[ [81] Baha, Ortelius.

[ [82] Iguir in Ortelius, 1570.

[ [83] Naban, Ortelius, 1570.

[ [84] Quesibi, Ortelius.

[ [85] Berou, ibidem.

[ [86] Moy Macina, Ortelius, 1570.

[ [87] Lima, Ortelius.

[ [88] Carmon, Ortelius.

This list of towns is thus introduced without anything to connect it with the narrative; they would apparently be places on the Shat el Arab, between the sea and Basrah, but from the Atlas of Ortelius it is clear that they are intended to follow after Quesebi, from which word to "estuary" should be read in a parenthesis: from the entire absence of punctuation and capital letters in the MS. there is great difficulty in ascertaining always the correct meaning.

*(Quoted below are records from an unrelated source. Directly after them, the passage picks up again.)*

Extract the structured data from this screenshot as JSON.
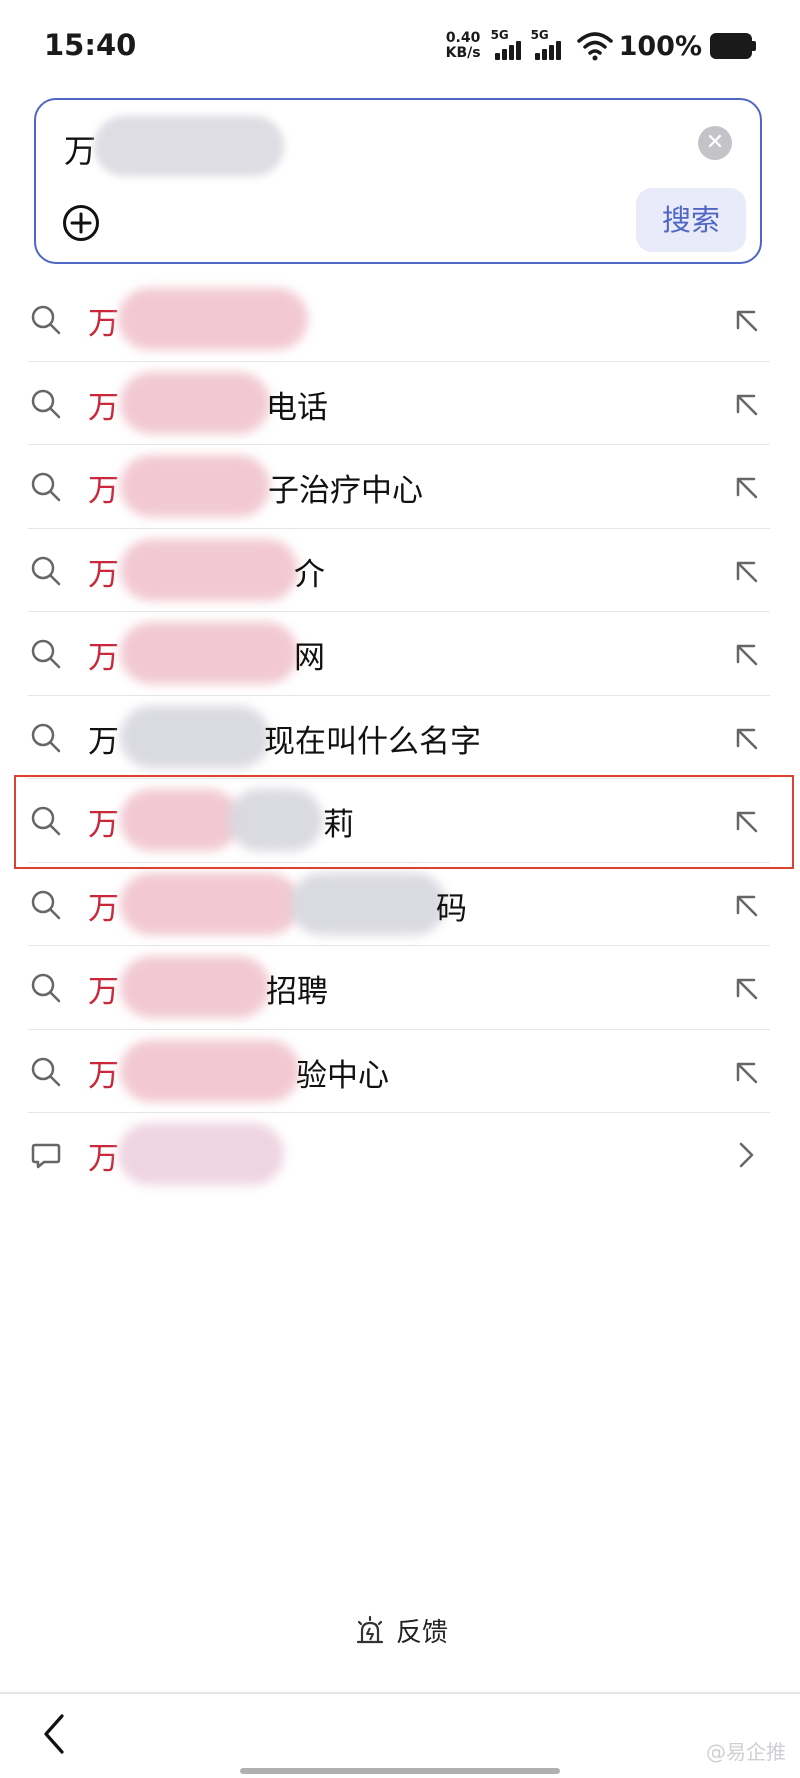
{
  "status_bar": {
    "time": "15:40",
    "net_speed_value": "0.40",
    "net_speed_unit": "KB/s",
    "signal_1": "5G",
    "signal_2": "5G",
    "battery": "100%"
  },
  "search": {
    "query_visible": "万",
    "search_button": "搜索"
  },
  "suggestions": [
    {
      "prefix": "万",
      "suffix": ""
    },
    {
      "prefix": "万",
      "suffix": "电话"
    },
    {
      "prefix": "万",
      "suffix": "子治疗中心"
    },
    {
      "prefix": "万",
      "suffix": "介"
    },
    {
      "prefix": "万",
      "suffix": "网"
    },
    {
      "prefix": "万",
      "suffix": "现在叫什么名字"
    },
    {
      "prefix": "万",
      "suffix": "莉"
    },
    {
      "prefix": "万",
      "suffix": "码"
    },
    {
      "prefix": "万",
      "suffix": "招聘"
    },
    {
      "prefix": "万",
      "suffix": "验中心"
    },
    {
      "prefix": "万",
      "suffix": ""
    }
  ],
  "feedback_label": "反馈",
  "watermark": "@易企推",
  "colors": {
    "accent": "#4f66c4",
    "highlight_text": "#c8283a",
    "annotation_box": "#d9432f"
  }
}
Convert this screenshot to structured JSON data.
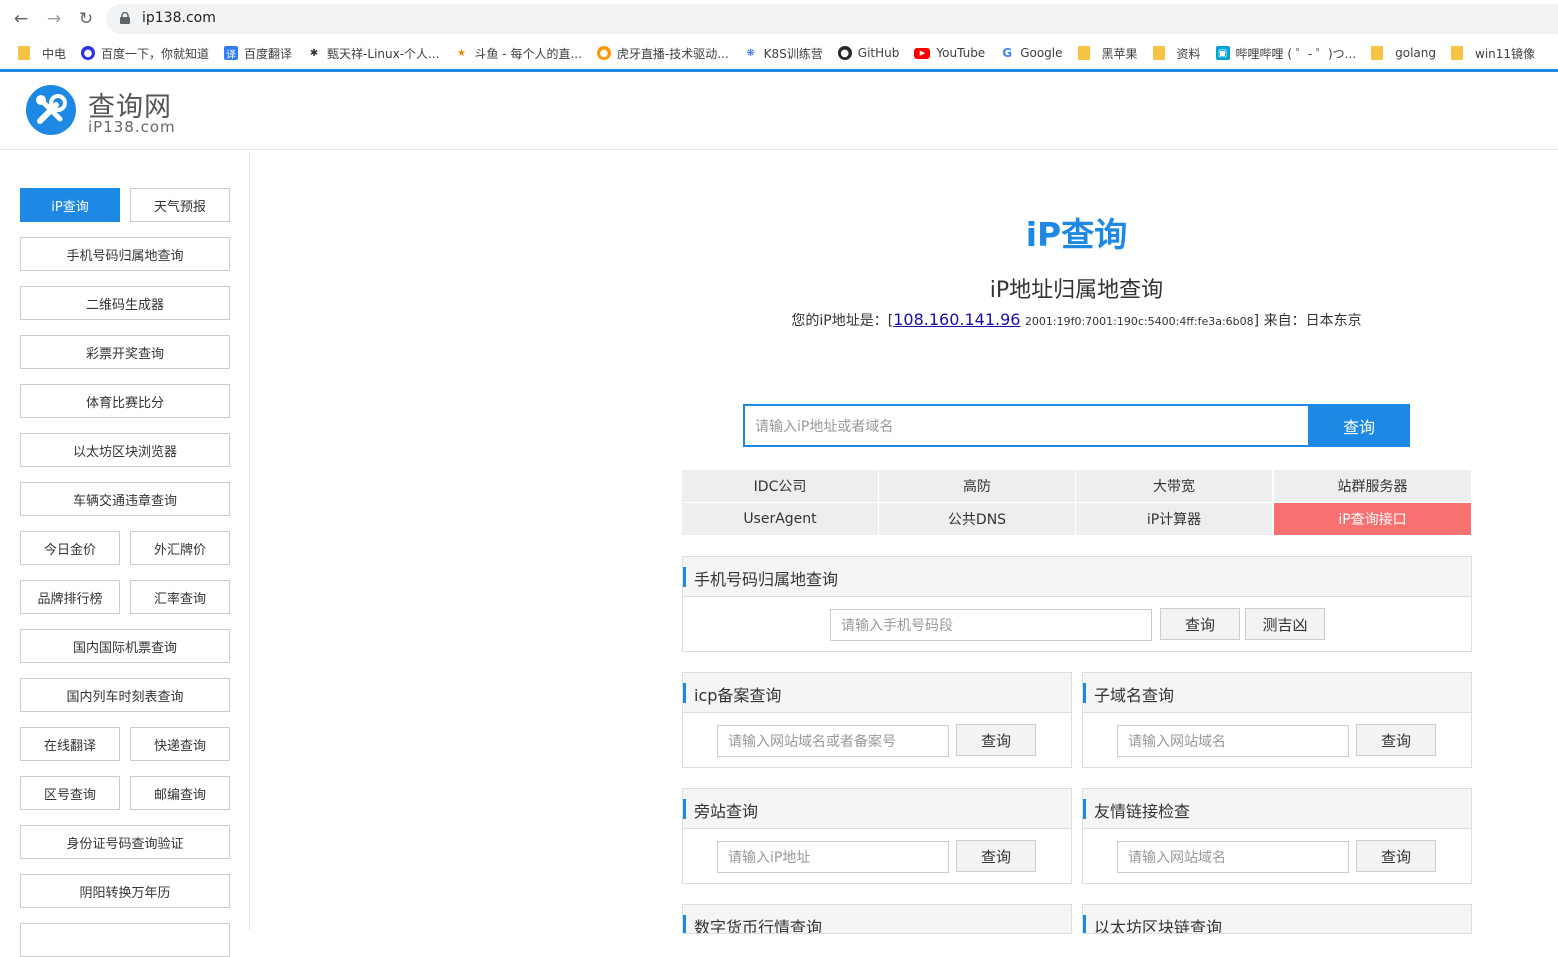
{
  "browser": {
    "url": "ip138.com",
    "bookmarks": [
      {
        "label": "中电",
        "icon": "folder-icon"
      },
      {
        "label": "百度一下，你就知道",
        "icon": "baidu-icon"
      },
      {
        "label": "百度翻译",
        "icon": "translate-icon"
      },
      {
        "label": "甄天祥-Linux-个人...",
        "icon": "blog-icon"
      },
      {
        "label": "斗鱼 - 每个人的直...",
        "icon": "douyu-icon"
      },
      {
        "label": "虎牙直播-技术驱动...",
        "icon": "huya-icon"
      },
      {
        "label": "K8S训练营",
        "icon": "k8s-icon"
      },
      {
        "label": "GitHub",
        "icon": "github-icon"
      },
      {
        "label": "YouTube",
        "icon": "youtube-icon"
      },
      {
        "label": "Google",
        "icon": "google-icon"
      },
      {
        "label": "黑苹果",
        "icon": "folder-icon"
      },
      {
        "label": "资料",
        "icon": "folder-icon"
      },
      {
        "label": "哔哩哔哩 ( ゜- ゜)つ...",
        "icon": "bilibili-icon"
      },
      {
        "label": "golang",
        "icon": "folder-icon"
      },
      {
        "label": "win11镜像",
        "icon": "folder-icon"
      }
    ]
  },
  "site": {
    "logo_title": "查询网",
    "logo_sub": "iP138.com"
  },
  "sidebar": {
    "items": [
      "iP查询",
      "天气预报",
      "手机号码归属地查询",
      "二维码生成器",
      "彩票开奖查询",
      "体育比赛比分",
      "以太坊区块浏览器",
      "车辆交通违章查询",
      "今日金价",
      "外汇牌价",
      "品牌排行榜",
      "汇率查询",
      "国内国际机票查询",
      "国内列车时刻表查询",
      "在线翻译",
      "快递查询",
      "区号查询",
      "邮编查询",
      "身份证号码查询验证",
      "阴阳转换万年历"
    ]
  },
  "main": {
    "title": "iP查询",
    "subtitle": "iP地址归属地查询",
    "ip_prefix": "您的iP地址是：[",
    "ip_v4": "108.160.141.96",
    "ip_v6": "2001:19f0:7001:190c:5400:4ff:fe3a:6b08",
    "ip_suffix": "] 来自：日本东京",
    "search_placeholder": "请输入iP地址或者域名",
    "search_button": "查询",
    "quick_links": [
      "IDC公司",
      "高防",
      "大带宽",
      "站群服务器",
      "UserAgent",
      "公共DNS",
      "iP计算器",
      "iP查询接口"
    ]
  },
  "panels": {
    "phone": {
      "title": "手机号码归属地查询",
      "placeholder": "请输入手机号码段",
      "btn1": "查询",
      "btn2": "测吉凶"
    },
    "icp": {
      "title": "icp备案查询",
      "placeholder": "请输入网站域名或者备案号",
      "btn": "查询"
    },
    "subdomain": {
      "title": "子域名查询",
      "placeholder": "请输入网站域名",
      "btn": "查询"
    },
    "sidesite": {
      "title": "旁站查询",
      "placeholder": "请输入iP地址",
      "btn": "查询"
    },
    "friendlink": {
      "title": "友情链接检查",
      "placeholder": "请输入网站域名",
      "btn": "查询"
    },
    "crypto": {
      "title": "数字货币行情查询"
    },
    "eth": {
      "title": "以太坊区块链查询"
    }
  }
}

This passage seems to show that those who made the early maps had had a copy of this MS. under their eyes. "Quesebi: y dende aqui adelante da vuelta la costa a maestro y tramontana hasta la boca del Rio eufrates y comienca en esa vuelta una tabla berohu caljar," et cetera. The word tabla can hardly as here placed mean a list, and one of its meanings, dead water, or water without a current, in speaking of a river, seems here most applicable. Ortelius, however, followed by the German Atlas of 1753, has got Tabla as a town between Quesibi and Berou, in which case the sense of comienza and una would be imperfect. As the word tabla is Spanish, and in Portuguese is tabula, it would appear that this Spanish translation and not the Portuguese original has been made use of for the ancient atlases. This view is confirmed by there being no such place as Tabla in Captain F. Jones's Chart. Ramusio's edition has Tabla between Quesibi and Berohu.

[ [89] Gues, Ortelius, on the Persian shore.